Biking -- Although biking is permitted only on designated motor vehicle roads, the park has miles of dirt roads, many of which handle little traffic. Bikers should check with rangers about which roads are open and their current conditions.
Fishing -- The park's small, clear mountain streams provide good but somewhat challenging fishing for rainbow, brook, and brown trout. Anglers over 11 will need a Nevada fishing license, available at T&D's Country Store, Restaurant & Lounge in Baker.
Horseback Riding -- Horses and other pack animals, including mules, burros and llamas, are welcome in the back country and on all trails except the Wheeler Peak Day Use Area trails, Osceola Ditch trail, Lexington Arch trail, and Baker to Johnson Lake Cutoff trail. Portions of other trails may close temporarily due to safety or environmental concerns so check at the visitor center before heading out. Horses and pack animals are not allowed on paved roads, in the campgrounds, or in other developed areas. Any manure dropped at trail heads or in backcountry campsites should be scattered.
Wildlife Viewing -- Almost every visitor will see wildlife, whether some of the mule deer that frequent the campgrounds, meadows, and creek sides; or birds such as pinyon jays, western tanagers, and Clark's nutcrackers. Park visitors should also watch for golden eagles, bighorn sheep, bobcats, and small mammals, including rock squirrels, wood rats, and marmots.
Winter Sports -- Although there are no designated cross-country ski trails, once snow falls -- sometimes as early as October -- the park becomes a winter playground, especially at higher elevations. You can use cross-country skis or snowshoes on many of the trails and several roads, although it's best to talk with rangers about your plans before setting out so you can avoid trails that might be too steep for your ability. In lean snow years, you may have to hike a bit from parking areas to snow that's right for skiing, but there's almost always plenty of snow at the higher elevations.

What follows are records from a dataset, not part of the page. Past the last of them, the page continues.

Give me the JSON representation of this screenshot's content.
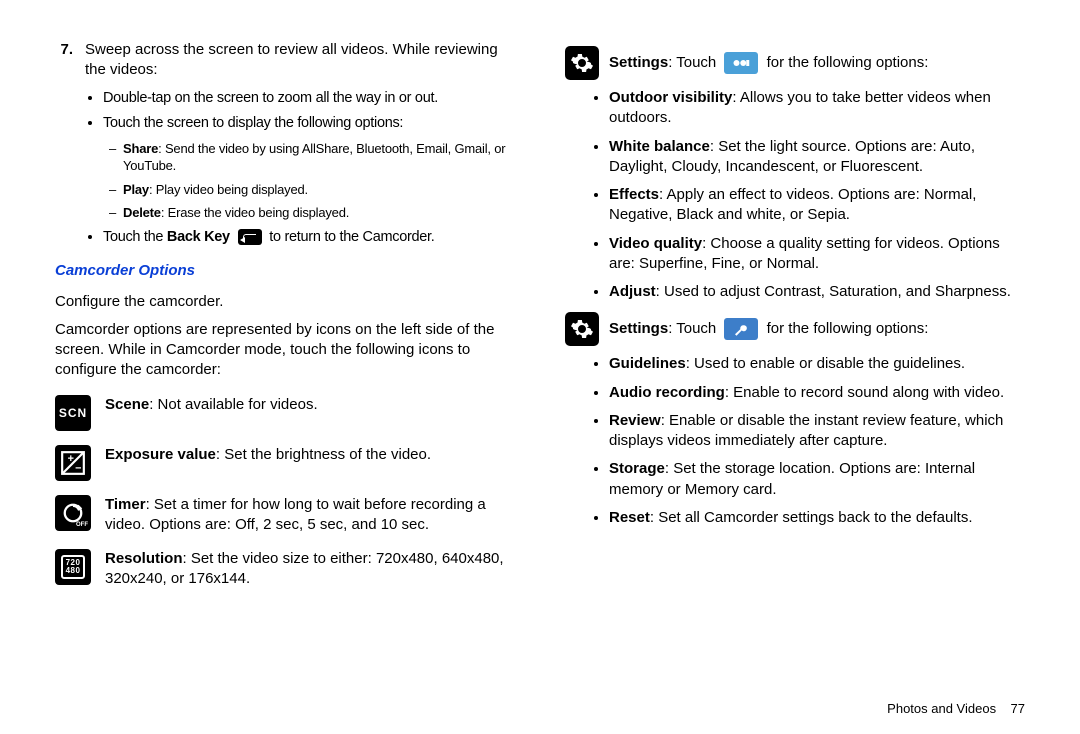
{
  "left": {
    "step_num": "7.",
    "step_text": "Sweep across the screen to review all videos. While reviewing the videos:",
    "b1": "Double-tap on the screen to zoom all the way in or out.",
    "b2": "Touch the screen to display the following options:",
    "d1a": "Share",
    "d1b": ": Send the video by using AllShare, Bluetooth, Email, Gmail, or YouTube.",
    "d2a": "Play",
    "d2b": ": Play video being displayed.",
    "d3a": "Delete",
    "d3b": ": Erase the video being displayed.",
    "b3a": "Touch the ",
    "b3b": "Back Key",
    "b3c": " to return to the Camcorder.",
    "heading": "Camcorder Options",
    "p1": "Configure the camcorder.",
    "p2": "Camcorder options are represented by icons on the left side of the screen. While in Camcorder mode, touch the following icons to configure the camcorder:",
    "r1a": "Scene",
    "r1b": ": Not available for videos.",
    "r2a": "Exposure value",
    "r2b": ": Set the brightness of the video.",
    "r3a": "Timer",
    "r3b": ": Set a timer for how long to wait before recording a video. Options are: Off, 2 sec, 5 sec, and 10 sec.",
    "r4a": "Resolution",
    "r4b": ": Set the video size to either: 720x480, 640x480, 320x240, or 176x144."
  },
  "right": {
    "s1a": "Settings",
    "s1b": ": Touch ",
    "s1c": " for the following options:",
    "b1a": "Outdoor visibility",
    "b1b": ": Allows you to take better videos when outdoors.",
    "b2a": "White balance",
    "b2b": ": Set the light source. Options are: Auto, Daylight, Cloudy, Incandescent, or Fluorescent.",
    "b3a": "Effects",
    "b3b": ": Apply an effect to videos. Options are: Normal, Negative, Black and white, or Sepia.",
    "b4a": "Video quality",
    "b4b": ": Choose a quality setting for videos. Options are: Superfine, Fine, or Normal.",
    "b5a": "Adjust",
    "b5b": ": Used to adjust Contrast, Saturation, and Sharpness.",
    "s2a": "Settings",
    "s2b": ": Touch ",
    "s2c": " for the following options:",
    "c1a": "Guidelines",
    "c1b": ": Used to enable or disable the guidelines.",
    "c2a": "Audio recording",
    "c2b": ": Enable to record sound along with video.",
    "c3a": "Review",
    "c3b": ": Enable or disable the instant review feature, which displays videos immediately after capture.",
    "c4a": "Storage",
    "c4b": ": Set the storage location. Options are: Internal memory or Memory card.",
    "c5a": "Reset",
    "c5b": ": Set all Camcorder settings back to the defaults."
  },
  "footer": {
    "section": "Photos and Videos",
    "page": "77"
  }
}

One favorite cross-country ski trip is up Baker Creek Road, which leads to Baker Creek Campground, and then on up the Baker Creek Trail for a while before heading back. Those particularly skilled and in good physical condition might ski the 4-mile trail from Upper Lehman Creek Campground up to Wheeler Peak Campground. The trail climbs about 2,500 feet. Although Wheeler Peak Campground is technically closed from about mid-October through mid-June, skiers are welcome to spend the night.
Trails and roads in the park that are suitable for cross-country skiing and snowmobiling are not groomed, although the most popular ones are flagged with tape. For equipment rentals, check with Silver Jack Inn.
Note: This information was accurate when it was published, but can change without notice. Please be sure to confirm all rates and details directly with the companies in question before planning your trip.